T-Cell Independent Response
- Does not require T cell help
- Activation of B cells by non-protinaceous antigens
- E.g. Activation by lipopolysaccharides only lead to IgM production
- Act as mitogens for the B cells by stimulating cell division
- Antigens only stimulate primary immune responses (production of IgM)
- Do not stimulate memory cells
- There is no diference between the antibody response of the first exposure compared to sunsequent eposures of antigen
T-Cell Dependent Response
- Response to protinaceous antigens
- Needs T cell help to respond appropriately
- Response occurs in germinal centres of follicles in secondary lymphoid tissues
- B cells act as antigen presenting cells on MHC II
- T cells interact via cell surface receptors with B cells
- CD40L on the T cell
- CD40 on the B cell
- T cells produce cytokines
- E.g. IL-4
- Class switching occurs from IgM
- Memory B cells are formed
Primary T Cell Dependent Response
- The first exposure of an individual to a particular antigen is referred to as priming
- The measurable antibody response is called the primary immune response
- Delay of 5-7 days before antibody is produced which is called the Lag Phase
- B cells undergo cloanal expansion and form plasma cells
- IgM antibody is produced first and will begin to appear in the blood. This stage is called the Log Phase
- The log phase will peak after about 10-14 days
- The Plateau Phase will then occur
- Class switching occurs replacing decresing levels of IgM with IgG
- Antibody levels will then begin to decline as plasma cells undergo apoptosis
- After primary immunisation, it usually takes around 7-10 days for a measurable antibody response to become detectable
- This latent period is the time necessary for the antigen to contact specific cells, for the cells involved to interact and expand, and for plasma cells to secrete antibody
- The first antibody to be produced in any immune response is IgM
- This is because the gene that codes the constant domain of IgM (Cμ) is directly downstream to the genes that code the variable antibody domain
- During primary response, IgG production lags about a week behind that of IgM
Secondary T Cell Dependent Response
- The production of antibody to any antigen ceases within a few weeks of immunisation as the antigen disappears from the body
- However, the animal retains immunological memory of the antigen
- Occurs after the primary response, i.e. the second and subsequent exposures to the specific antigen
- There is an expanded pool of memory B and T cells from the first exposure to the particular antigen
- Shorter lag phase
- Longer plateau phase as antibody persists
- There is a higher antibody titre overall due to cloanal expansion
- Long-lived memory cells which are qualitatively distinct are produced
- Retention of antigen within the immune system
- On the surface of follicular dendritic cells
- Can stimulate the immune system for years
- The level of IgM antibody production is similar to the primary response
- The increase in antibody production occurs with IgG
In pathology
Memory cells
The differentiated cells that remain in the cortex become memory cells and these proliferate and form germinal centres in the lymph node.

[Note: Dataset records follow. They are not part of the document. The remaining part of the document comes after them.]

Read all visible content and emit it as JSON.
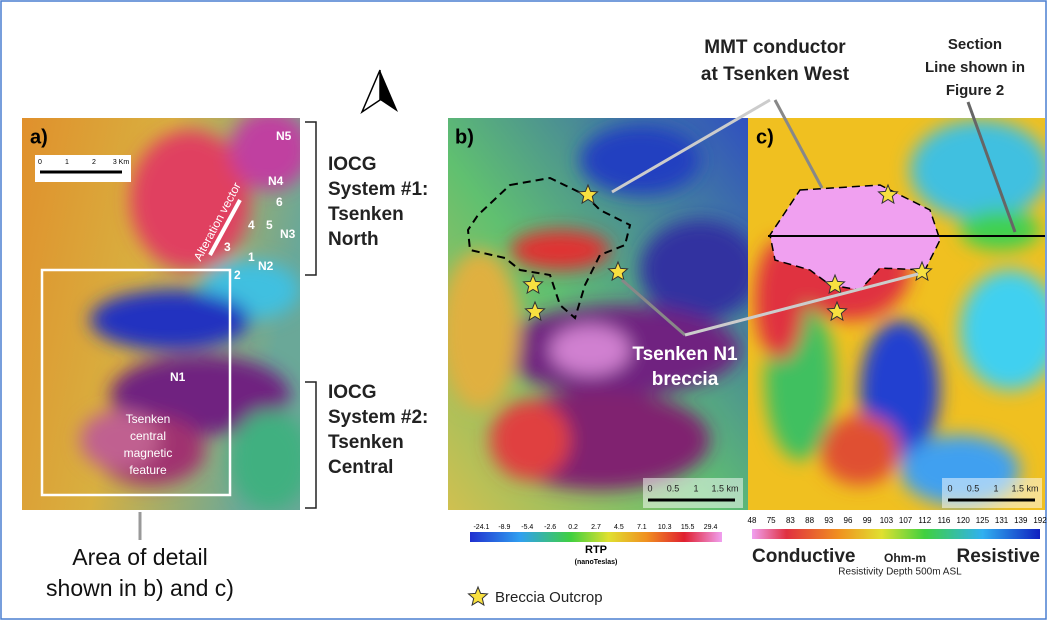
{
  "panel_a": {
    "label": "a)",
    "scale_bar": [
      "0",
      "1",
      "2",
      "3 Km"
    ],
    "targets": [
      "N5",
      "N4",
      "N3",
      "N2",
      "N1"
    ],
    "drill_holes": [
      "6",
      "5",
      "4",
      "3",
      "1",
      "2"
    ],
    "vector_label": "Alteration vector",
    "feature_label": [
      "Tsenken",
      "central",
      "magnetic",
      "feature"
    ]
  },
  "callouts": {
    "system1": [
      "IOCG",
      "System #1:",
      "Tsenken",
      "North"
    ],
    "system2": [
      "IOCG",
      "System #2:",
      "Tsenken",
      "Central"
    ],
    "area": [
      "Area of detail",
      "shown in b) and c)"
    ],
    "mmt": [
      "MMT conductor",
      "at Tsenken West"
    ],
    "section": [
      "Section",
      "Line shown in",
      "Figure 2"
    ],
    "n1": [
      "Tsenken N1",
      "breccia"
    ]
  },
  "panel_b": {
    "label": "b)",
    "scale_bar": [
      "0",
      "0.5",
      "1",
      "1.5 km"
    ]
  },
  "panel_c": {
    "label": "c)",
    "scale_bar": [
      "0",
      "0.5",
      "1",
      "1.5 km"
    ]
  },
  "rtp_legend": {
    "ticks": [
      "-24.1",
      "-8.9",
      "-5.4",
      "-2.6",
      "0.2",
      "2.7",
      "4.5",
      "7.1",
      "10.3",
      "15.5",
      "29.4"
    ],
    "title": "RTP",
    "unit": "(nanoTeslas)"
  },
  "resistivity_legend": {
    "ticks": [
      "48",
      "75",
      "83",
      "88",
      "93",
      "96",
      "99",
      "103",
      "107",
      "112",
      "116",
      "120",
      "125",
      "131",
      "139",
      "192"
    ],
    "low": "Conductive",
    "unit": "Ohm-m",
    "high": "Resistive",
    "caption": "Resistivity Depth 500m ASL"
  },
  "legend": {
    "breccia": "Breccia Outcrop"
  }
}
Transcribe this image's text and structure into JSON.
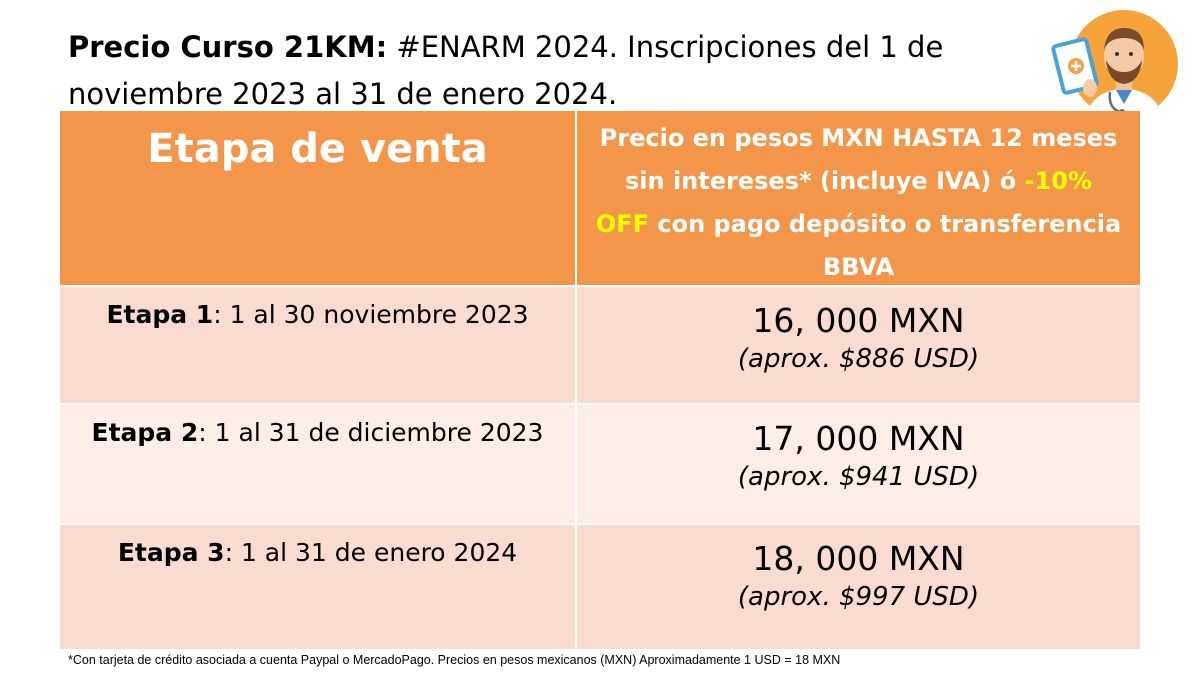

Memory cells are long lived and responsible for long term immunity providing the immune system with a memory of previously encountered antigens. When they experience an antigen again they proliferate and differentiate into plasma cells. This response produces up to ten times more plasma cells than the original exposure to the antigen and is why the second immune response to an antigen is both more rapid and much stronger than the first response.